Ein kleines Jubiläum: Zum 10. Mal finden die Tage der Gesundheit bei uns statt, organisiert von den Lehrern Inga Moss und Jens Renner. Sie bieten den Schülerinnen und Schülern an unterschiedlichen Stationen viele Gelegenheiten zum intensiven Nachdenken. Und zum Mitmachen. Dazu muss man am Stand der MFAM1 und MFAM2 (Medizinische Fachangestellte, Mittelstufe) aber Blut sehen können. Ein Tröpfchen reicht aus, um eine Blutzucker-Messung durchzuführen. Geht ohne viel Aufwand, Ergebnis sofort. Eine Blutdruck-Messung ergänzt den Schnell-Check. Auf großen Postern präsentieren die angehenden MFA´s die passenden Informationen über Diabetes. Da kann jeder leicht sehen: Sind meine Werte in Ordnung? Oder sollte ich einen Arzt aufsuchen?

Einige Meter weiter mobilisiert die Techniker Krankenkasse (TKK) gemeinsam mit dem TV Jahn Rheine die Muskelkraft der Schülerinnen und Schüler. Brust und Rücken kräftig drücken, lautet das Motto am mobilen Messsystem. Mit dem „Back Check“ werden die tatsächliche Muskelkraft und die Funktion der Rumpfmuskulatur (etwa Bauch- und Rückenkraft) überprüft. Muskuläre Defizite und Dysbalancen fallen sofort auf. Viele Menschen, ganz gleich, ob sie Sport treiben oder nicht, weisen unausgewogene Kraftverhältnisse auf. Hieraus können sich zum Beispiel Fehlhaltungen ergeben, frühzeitiges Erkennen kann Spätfolgen vermeiden. Einmal mehr wird klar, wie wichtig Vorsorge ist – auch bei jungen Menschen.
Sozusagen Stammgäste der Gesundheitstage sind die Auszubildenden des Unternehmens Apetito. Sie verpacken ihre Infos in ein Quiz rund um das Thema Ernährung. Wie viel Zucker, wie viel Fett stecken eigentlich in den Nahrungsmitteln, die wir täglich – häufig ohne nachzudenken – konsumieren? Nach der Kommunikation über Kalorien hinterfragt dann doch der ein oder andere seine oft lieb gewonnenen, aber gesundheitsschädlichen Essgewohnheiten.

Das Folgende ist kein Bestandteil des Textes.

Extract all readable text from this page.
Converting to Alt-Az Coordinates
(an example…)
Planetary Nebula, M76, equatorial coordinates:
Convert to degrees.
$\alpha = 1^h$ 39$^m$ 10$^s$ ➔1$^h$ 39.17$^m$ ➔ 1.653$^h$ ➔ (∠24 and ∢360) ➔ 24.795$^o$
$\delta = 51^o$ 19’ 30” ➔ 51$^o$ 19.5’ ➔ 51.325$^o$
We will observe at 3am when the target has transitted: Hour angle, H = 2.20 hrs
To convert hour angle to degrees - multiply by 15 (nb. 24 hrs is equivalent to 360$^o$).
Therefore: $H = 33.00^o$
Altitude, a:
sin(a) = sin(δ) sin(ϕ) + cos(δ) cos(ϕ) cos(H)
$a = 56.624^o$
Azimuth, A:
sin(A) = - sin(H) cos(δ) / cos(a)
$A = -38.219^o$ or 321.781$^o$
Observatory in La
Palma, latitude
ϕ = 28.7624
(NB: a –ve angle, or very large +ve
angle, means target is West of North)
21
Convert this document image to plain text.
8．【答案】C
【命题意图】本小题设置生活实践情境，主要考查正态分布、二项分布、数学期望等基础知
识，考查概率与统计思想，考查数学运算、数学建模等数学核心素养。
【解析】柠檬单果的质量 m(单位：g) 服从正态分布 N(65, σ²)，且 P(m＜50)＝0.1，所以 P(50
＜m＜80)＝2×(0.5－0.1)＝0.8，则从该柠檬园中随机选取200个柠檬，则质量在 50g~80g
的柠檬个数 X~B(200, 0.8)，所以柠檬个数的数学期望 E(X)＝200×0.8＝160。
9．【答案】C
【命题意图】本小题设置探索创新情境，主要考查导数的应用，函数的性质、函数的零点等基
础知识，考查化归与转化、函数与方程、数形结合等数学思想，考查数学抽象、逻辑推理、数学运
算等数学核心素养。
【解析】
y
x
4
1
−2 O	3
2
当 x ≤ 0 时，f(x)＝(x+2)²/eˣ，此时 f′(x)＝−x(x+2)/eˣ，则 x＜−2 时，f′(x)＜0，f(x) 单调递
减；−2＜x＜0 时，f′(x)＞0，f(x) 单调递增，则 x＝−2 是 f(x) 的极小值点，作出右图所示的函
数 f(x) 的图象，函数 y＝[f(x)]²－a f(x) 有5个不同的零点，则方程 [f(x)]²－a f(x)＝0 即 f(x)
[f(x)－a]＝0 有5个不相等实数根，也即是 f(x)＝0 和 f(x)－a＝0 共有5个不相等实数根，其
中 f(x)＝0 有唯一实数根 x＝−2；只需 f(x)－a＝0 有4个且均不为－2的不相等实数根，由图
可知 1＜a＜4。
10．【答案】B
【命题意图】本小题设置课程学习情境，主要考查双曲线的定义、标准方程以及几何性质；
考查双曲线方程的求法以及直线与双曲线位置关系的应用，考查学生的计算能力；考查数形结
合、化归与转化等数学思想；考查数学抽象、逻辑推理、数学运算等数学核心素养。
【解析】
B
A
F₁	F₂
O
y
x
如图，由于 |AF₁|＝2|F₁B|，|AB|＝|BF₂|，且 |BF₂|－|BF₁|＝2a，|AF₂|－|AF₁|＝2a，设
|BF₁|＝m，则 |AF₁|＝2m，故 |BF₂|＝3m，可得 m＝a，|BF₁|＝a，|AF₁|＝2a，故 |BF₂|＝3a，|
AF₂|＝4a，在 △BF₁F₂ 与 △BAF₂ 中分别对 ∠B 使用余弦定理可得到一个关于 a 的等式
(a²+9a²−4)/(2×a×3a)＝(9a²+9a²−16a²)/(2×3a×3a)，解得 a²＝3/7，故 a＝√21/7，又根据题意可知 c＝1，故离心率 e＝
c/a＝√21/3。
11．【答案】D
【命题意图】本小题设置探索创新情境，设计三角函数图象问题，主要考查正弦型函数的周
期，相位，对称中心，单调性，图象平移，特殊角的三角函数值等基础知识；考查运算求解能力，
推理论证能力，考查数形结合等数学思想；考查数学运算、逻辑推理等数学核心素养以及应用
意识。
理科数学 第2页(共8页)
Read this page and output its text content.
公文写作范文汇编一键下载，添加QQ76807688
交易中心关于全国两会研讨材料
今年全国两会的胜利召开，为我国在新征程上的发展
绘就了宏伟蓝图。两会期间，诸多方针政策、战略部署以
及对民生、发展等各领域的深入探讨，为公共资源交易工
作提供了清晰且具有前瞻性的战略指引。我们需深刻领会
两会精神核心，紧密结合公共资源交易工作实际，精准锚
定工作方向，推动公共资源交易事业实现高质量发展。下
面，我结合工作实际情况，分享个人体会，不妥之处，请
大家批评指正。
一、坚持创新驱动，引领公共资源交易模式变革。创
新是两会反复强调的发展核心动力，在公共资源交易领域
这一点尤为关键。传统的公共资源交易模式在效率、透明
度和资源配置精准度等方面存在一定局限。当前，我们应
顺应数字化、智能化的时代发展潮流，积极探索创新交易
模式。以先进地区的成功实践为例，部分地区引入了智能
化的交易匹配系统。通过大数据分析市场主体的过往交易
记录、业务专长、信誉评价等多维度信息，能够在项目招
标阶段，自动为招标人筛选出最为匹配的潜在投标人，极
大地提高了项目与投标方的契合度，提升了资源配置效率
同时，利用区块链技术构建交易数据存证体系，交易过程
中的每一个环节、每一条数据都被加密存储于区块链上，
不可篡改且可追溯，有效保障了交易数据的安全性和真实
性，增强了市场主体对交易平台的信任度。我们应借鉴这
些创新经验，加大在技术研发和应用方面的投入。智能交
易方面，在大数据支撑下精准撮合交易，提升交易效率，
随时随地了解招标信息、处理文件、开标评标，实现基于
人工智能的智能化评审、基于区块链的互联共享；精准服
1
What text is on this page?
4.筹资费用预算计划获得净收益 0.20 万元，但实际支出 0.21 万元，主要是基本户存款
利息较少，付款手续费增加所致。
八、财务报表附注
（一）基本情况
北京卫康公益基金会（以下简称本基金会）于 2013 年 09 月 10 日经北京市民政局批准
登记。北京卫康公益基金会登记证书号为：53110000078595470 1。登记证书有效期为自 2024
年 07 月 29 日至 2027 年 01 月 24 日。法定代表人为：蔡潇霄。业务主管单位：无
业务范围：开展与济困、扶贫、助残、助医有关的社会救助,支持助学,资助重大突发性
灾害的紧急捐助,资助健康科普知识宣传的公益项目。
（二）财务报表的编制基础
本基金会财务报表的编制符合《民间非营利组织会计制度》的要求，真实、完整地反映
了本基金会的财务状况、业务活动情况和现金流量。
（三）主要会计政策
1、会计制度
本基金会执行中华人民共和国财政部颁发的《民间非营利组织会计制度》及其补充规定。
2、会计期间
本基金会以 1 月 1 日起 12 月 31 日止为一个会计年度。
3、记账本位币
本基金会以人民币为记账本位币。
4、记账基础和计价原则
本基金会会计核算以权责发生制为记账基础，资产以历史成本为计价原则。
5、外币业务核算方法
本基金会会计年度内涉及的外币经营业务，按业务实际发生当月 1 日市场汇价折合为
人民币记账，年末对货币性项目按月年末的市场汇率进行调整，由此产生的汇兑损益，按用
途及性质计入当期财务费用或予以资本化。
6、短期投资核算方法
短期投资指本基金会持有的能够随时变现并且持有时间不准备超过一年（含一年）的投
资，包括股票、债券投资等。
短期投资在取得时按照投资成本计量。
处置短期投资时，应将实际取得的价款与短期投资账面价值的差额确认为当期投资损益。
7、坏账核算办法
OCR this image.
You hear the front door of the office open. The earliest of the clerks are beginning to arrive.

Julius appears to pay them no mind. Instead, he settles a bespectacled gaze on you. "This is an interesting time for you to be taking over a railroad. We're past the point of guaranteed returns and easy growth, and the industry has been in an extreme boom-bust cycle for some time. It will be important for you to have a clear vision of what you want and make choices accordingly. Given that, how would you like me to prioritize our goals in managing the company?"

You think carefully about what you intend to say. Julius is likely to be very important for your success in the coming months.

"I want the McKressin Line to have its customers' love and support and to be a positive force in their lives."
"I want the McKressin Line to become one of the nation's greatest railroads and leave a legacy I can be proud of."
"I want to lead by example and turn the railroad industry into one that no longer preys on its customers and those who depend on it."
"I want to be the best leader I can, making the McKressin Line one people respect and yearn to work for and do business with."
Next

Die zehnte Auflage der Gesundheitstage wartet außerdem mit einem neuen Angebot des TV Jahn Rheine auf: Im Sportforum lauten die Vortrags-Themen „Abnehmen durch gesunde Ernährung“ und „Nahrungsergänzung beim Fitness Sport“. Referentin Carmen Wienkamp informiert über Muskelaufbau und die Bedeutung von Eiweiß für den Körper, erläutert die Berechnung des Eiweißbedarfs und stellt Vor- und Nachteile von Eiweiß-Shakes vor. Auf Interesse stößt auch das Thema Abnehmen mit dem leider ebenso bekannten wie verhassten Jojo-Effekt. Wie man diesen vermeiden kann, wie man Nährstoffe optimal verteilt und den Kalorienbedarf berechnet, darüber gab es ebenfalls Wissenswertes zu hören. Am Ende können die Schülerinnen und Schüler eine Körperfettmessung durchführen lassen. Vielleicht der Start zur Reduzierung von überflüssigen – und gesundheitsschädlichen – Kilos!?